July 7th, 2015
THE PRICE OF PEACE, a powerfully moving documentary by investigative journalist Kim Webby is having its World Premiere in the New Zealand International Film Festival on July 19.
The film tells the story of the 170 years of intensely troubled relationship between the Crown and Ngāi Tūhoe, through the prism of prominent activist Tame Iti and his family.
Tame Iti is New Zealand’s best-known political activist and a man accused of running military style training camps in a remote part of New Zealand. He is also a man of peace, a loving father and grandfather, a kaumatua of his Ngāi Tūhoe tribe, an artist, a performer, who has spent his life advocating for Māori rights.
THE PRICE OF PEACE shows how Iti’s life changed forever on October 15, 2007. In the dead of night, heavily armed police in military style uniform raided his home and the homes of many others in what became known as the infamous “terror raids.”
For the next six years he fought to clear his name and the name of his Tūhoe people. The film follows Iti through the Court system, through his jail sentence, and is with him on his return home.
The film places the “terror raids” and subsequent events in the context of history, from the confiscations and scorched earth raids of the 1860s right up to the signing of the historic Deed of Settlement in 2013 and the Crown’s formal apology in 2014.
For filmmaker Kim Webby, this film began when she made an hour-long documentary for Māori Television, October 15, which won the Grand Prize at the 2011 Wairoa Māori Film Festival and then screened in Tahiti at the Pacific International Documentary Film Festival (FIFO).
In Tahiti, the judges and the audience all had one question: what happens next? So, as soon as she arrived back, she started filming the pōwhiri for the Urewera Four about to go on trial the next day. And she kept on filming for three more years.
From the NZIFF programme: “Kim Webby’s background in investigative journalism is put to riveting use in this documentary about Tame Iti and the Urewera Four, taking a criminal case of national interest to explore a greater social issue.”

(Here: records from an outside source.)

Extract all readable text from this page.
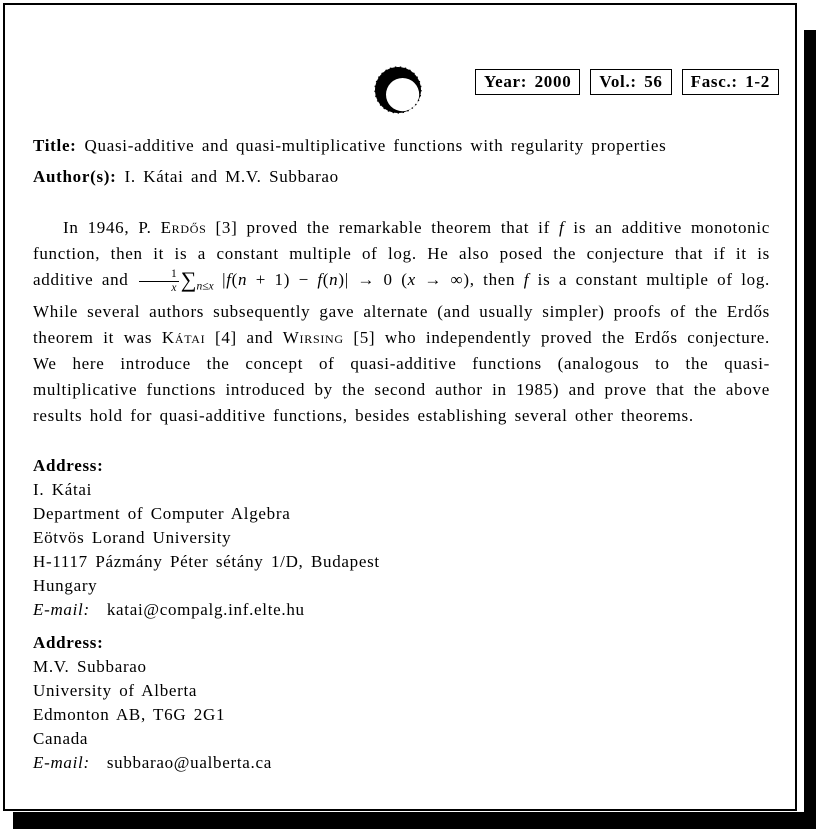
Year: 2000	Vol.: 56	Fasc.: 1-2
Title: Quasi-additive and quasi-multiplicative functions with regularity properties
Author(s): I. Kátai and M.V. Subbarao

In 1946, P. Erdős [3] proved the remarkable theorem that if f is an additive monotonic function, then it is a constant multiple of log. He also posed the conjecture that if it is additive and $\frac{1}{x} \sum_{n\le x}$ |f(n + 1) − f(n)| → 0 (x → ∞), then f is a constant multiple of log. While several authors subsequently gave alternate (and usually simpler) proofs of the Erdős theorem it was Kátai [4] and Wirsing [5] who independently proved the Erdős conjecture. We here introduce the concept of quasi-additive functions (analogous to the quasi-multiplicative functions introduced by the second author in 1985) and prove that the above results hold for quasi-additive functions, besides establishing several other theorems.

Address:
I. Kátai
Department of Computer Algebra
Eötvös Lorand University
H-1117 Pázmány Péter sétány 1/D, Budapest
Hungary
E-mail: katai@compalg.inf.elte.hu
Address:
M.V. Subbarao
University of Alberta
Edmonton AB, T6G 2G1
Canada
E-mail: subbarao@ualberta.ca
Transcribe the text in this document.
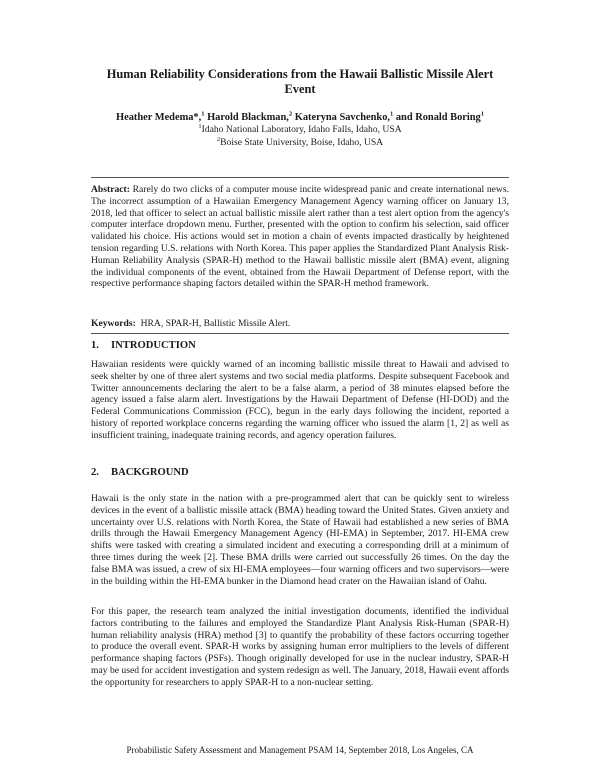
Human Reliability Considerations from the Hawaii Ballistic Missile Alert Event
Heather Medema*,$^1$ Harold Blackman,$^2$ Kateryna Savchenko,$^1$ and Ronald Boring$^1$
$^1$Idaho National Laboratory, Idaho Falls, Idaho, USA
$^2$Boise State University, Boise, Idaho, USA
Abstract: Rarely do two clicks of a computer mouse incite widespread panic and create international news. The incorrect assumption of a Hawaiian Emergency Management Agency warning officer on January 13, 2018, led that officer to select an actual ballistic missile alert rather than a test alert option from the agency's computer interface dropdown menu. Further, presented with the option to confirm his selection, said officer validated his choice. His actions would set in motion a chain of events impacted drastically by heightened tension regarding U.S. relations with North Korea. This paper applies the Standardized Plant Analysis Risk-Human Reliability Analysis (SPAR-H) method to the Hawaii ballistic missile alert (BMA) event, aligning the individual components of the event, obtained from the Hawaii Department of Defense report, with the respective performance shaping factors detailed within the SPAR-H method framework.
Keywords: HRA, SPAR-H, Ballistic Missile Alert.
1. INTRODUCTION
Hawaiian residents were quickly warned of an incoming ballistic missile threat to Hawaii and advised to seek shelter by one of three alert systems and two social media platforms. Despite subsequent Facebook and Twitter announcements declaring the alert to be a false alarm, a period of 38 minutes elapsed before the agency issued a false alarm alert. Investigations by the Hawaii Department of Defense (HI-DOD) and the Federal Communications Commission (FCC), begun in the early days following the incident, reported a history of reported workplace concerns regarding the warning officer who issued the alarm [1, 2] as well as insufficient training, inadequate training records, and agency operation failures.
2. BACKGROUND
Hawaii is the only state in the nation with a pre-programmed alert that can be quickly sent to wireless devices in the event of a ballistic missile attack (BMA) heading toward the United States. Given anxiety and uncertainty over U.S. relations with North Korea, the State of Hawaii had established a new series of BMA drills through the Hawaii Emergency Management Agency (HI-EMA) in September, 2017. HI-EMA crew shifts were tasked with creating a simulated incident and executing a corresponding drill at a minimum of three times during the week [2]. These BMA drills were carried out successfully 26 times. On the day the false BMA was issued, a crew of six HI-EMA employees—four warning officers and two supervisors—were in the building within the HI-EMA bunker in the Diamond head crater on the Hawaiian island of Oahu.
For this paper, the research team analyzed the initial investigation documents, identified the individual factors contributing to the failures and employed the Standardize Plant Analysis Risk-Human (SPAR-H) human reliability analysis (HRA) method [3] to quantify the probability of these factors occurring together to produce the overall event. SPAR-H works by assigning human error multipliers to the levels of different performance shaping factors (PSFs). Though originally developed for use in the nuclear industry, SPAR-H may be used for accident investigation and system redesign as well. The January, 2018, Hawaii event affords the opportunity for researchers to apply SPAR-H to a non-nuclear setting.
Probabilistic Safety Assessment and Management PSAM 14, September 2018, Los Angeles, CA
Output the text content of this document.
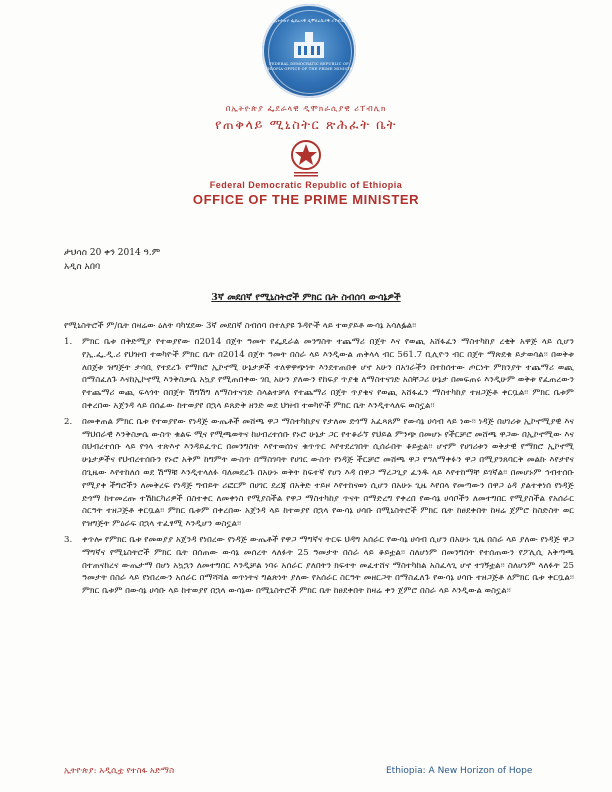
በኢትዮጵያ ፌደራላዊ ዲሞክራሲያዊ ሪፐብሊክ
FEDERAL DEMOCRATIC REPUBLIC OF ETHIOPIA OFFICE OF THE PRIME MINISTER
በኢትዮጵያ ፌደራላዊ ዲሞክራሲያዊ ሪፐብሊክ
የጠቅላይ ሚኒስትር ጽሕፈት ቤት
Federal Democratic Republic of Ethiopia
OFFICE OF THE PRIME MINISTER
ታህሳስ 20 ቀን 2014 ዓ.ም
አዲስ አበባ
3ኛ መደበኛ የሚኒስትሮች ምክር ቤት ስብሰባ ውሳኔዎች
የሚኒስትሮች ም/ቤት በዛሬው ዕለት ባካሄደው 3ኛ መደበኛ ስብሰባ በተለያዩ ጉዳዮች ላይ ተወያይቶ ውሳኔ አሳለፏል፡፡
1. ምክር ቤቱ በቅድሚያ የተወያየው በ2014 በጀት ዓመት የፌዴራል መንግስት ተጨማሪ በጀት እና የወጪ አሸፋፈን ማስተካከያ ረቂቅ አዋጅ ላይ ሲሆን የኢ.ፌ.ዲ.ሪ የህዝብ ተወካዮች ምክር ቤት በ2014 በጀት ዓመት በስራ ላይ እንዲውል ጠቅላላ ብር 561.7 ቢሊዮን ብር በጀት ማጽደቁ ይታወሳል፡፡ በወቅቱ ለበጀቱ ዝግጅት ታሳቢ የተደረጉ የማክሮ ኢኮኖሚ ሁኔታዎች ተለዋዋጭነት እንደተጠበቀ ሆኖ አሁን በአገራችን በተከሰተው ጦርነት ምክንያት ተጨማሪ ወጪ በማስፈለጉ እናከኢኮኖሚ እንቅስቃሴ አኳያ የሚጠበቀው ገቢ አሁን ያለውን የከፍያ ጥያቄ ለማስተናገድ አስቸጋሪ ሁኔታ በመፍጠሩ እንዲሁም ወቅቱ የፈጠረውን የተጨማሪ ወጪ ፍላጎት በበጀት ሽግሽግ ለማስተናገድ ስላልተቻለ የተጨማሪ በጀት ጥያቄና የወጪ አሸፋፈን ማስተካከያ ተዘጋጅቶ ቀርቧል፡፡ ምክር ቤቱም በቀረበው አጀንዳ ላይ በሰፊው ከተወያየ በኋላ ይጸድቅ ዘንድ ወደ ህዝብ ተወካዮች ምክር ቤት እንዲተላለፍ ወስኗል፡፡
2. በመቀጠል ምክር ቤቱ የተወያየው የነዳጅ ውጤቶች መሸጫ ዋጋ ማስተካከያና የታለመ ድጎማ አፈጻጸም የውሳኔ ሀሳብ ላይ ነው፡፡ ነዳጅ በሀገሪቱ ኢኮኖሚያዊ እና ማህበራዊ እንቅስቃሴ ውስጥ ቁልፍ ሚና የሚጫወትና ከሀብረተሰቡ የኑሮ ሁኔታ ጋር የተቆራኘ የህይል ምንጭ በመሆኑ የችርቻሮ መሸጫ ዋጋው በኢኮኖሚው እና በህብረተሰቡ ላይ የጎላ ተጽእኖ እንዳይፈጥር በመንግስት እየተወሰነና ቁጥጥር እየተደረገበት ሲሰራበት ቆይቷል፡፡ ሆኖም የሀገሪቱን ወቅታዊ የማክሮ ኢኮኖሚ ሁኔታዎችና የህብረተሰቡን የኑሮ አቅም ከግምት ውስጥ በማስገባት የሀገር ውስጥ የነዳጅ ችርቻሮ መሸጫ ዋጋ የዓለማቀፉን ዋጋ በሚያንጸባርቅ መልኩ እየታየና በጊዜው እየተከለሰ ወደ ሽማቹ እንዲተላለፉ ባለመደረጉ በአሁኑ ወቅት ከፍተኛ የሆነ እዳ በዋጋ ማረጋጊያ ፈንዱ ላይ እየተከማቸ ይገኛል፡፡ በመሆኑም ኅብተሰቡ የሚያቀ ችግሮችን ለመቅረፍ የነዳጅ ግብይት ሪፎርም በሀገር ደረጃ በአቅድ ተይዞ እየተከናወነ ሲሆን በአሁኑ ጊዜ እየበላ የመጣውን በዋጋ ዕዳ ያልተቀነሰ የነዳጅ ድጎማ ከተመረጡ ተሽከርካሪዎች በስተቀር ለመቀነስ የሚያስችል የዋጋ ማስተካከያ ጥናት በማድረግ የቀረበ የውሳኔ ሀሳቦችን ለመተግበር የሚያስችል የአሰራር ስርዓት ተዘጋጅቶ ቀርቧል፡፡ ምክር ቤቱም በቀረበው አጀንዳ ላይ ከተወያየ በኋላ የውሳኔ ሀሳቡ በሚኒስትሮች ምክር ቤት ከፀደቀበት ከዛሬ ጀምሮ ከስድስት ወር የዝግጅት ምዕራፍ በኋላ ተፈፃሚ እንዲሆን ወስኗል፡፡
3. ቀጥሎ የምክር ቤቱ የመወያያ አጀንዳ የነበረው የነዳጅ ውጤቶች የዋጋ ማግኛና ትርፍ ህዳግ አሰራር የውሳኔ ሀሳብ ሲሆን በአሁኑ ጊዜ በስራ ላይ ያለው የነዳጅ ዋጋ ማግኛና የሚኒስትሮች ምክር ቤት በሰጠው ውሳኔ መሰረት ላለፉት 25 ዓመታት በስራ ላይ ቆይቷል፡፡ ስለሆነም በመንግስት የተሰጠውን የፖሊሲ አቅጣጫ በተጠናከረና ውጤታማ በሆነ አኳኋን ለመተግበር እንዲቻል ነባሩ አሰራር ያለበትን ክፍተት መፈተሸና ማስተካከል አስፈላጊ ሆኖ ተገኝቷል፡፡ ስለሆነም ላለፉት 25 ዓመታት በስራ ላይ የነበረውን አሰራር በማሻሻል ወጥነትና ግልጽነት ያለው የአሰራር ስርዓት መዘርጋት በማስፈለጉ የውሳኔ ሀሳቡ ተዘጋጅቶ ለምክር ቤቱ ቀርቧል፡፡ ምክር ቤቱም በውሳኔ ሀሳቡ ላይ ከተወያየ በኋላ ውሳኔው በሚኒስትሮች ምክር ቤት ከፀደቀበት ከዛሬ ቀን ጀምሮ በስራ ላይ እንዲውል ወስኗል፡፡
ኢትዮጵያ: አዲሲቷ የተስፋ አድማስ	Ethiopia: A New Horizon of Hope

THE PRICE OF PEACE is directed by Kim Webby, produced by Christina Milligan, Roger Grant and Webby through production company Conbrio Media Ltd. Director of photography is Jos Wheeler, editor Cushla Dillon.
Made in association with New Zealand On Air and Māori Television with funding assistance from Te Kotahi a Tūhoe and the New Zealand Film Commission
Screening in Auckland on Sunday 19 July 1:00pm and Wednesday 22 July 1:45pm Sky City Theatre.
Screening in Wellington Tuesday 4 August 6:15pm and Wednesday 5 August 1:30pm Soundings Theatre Te Papa.
Screening dates for other centres TBA.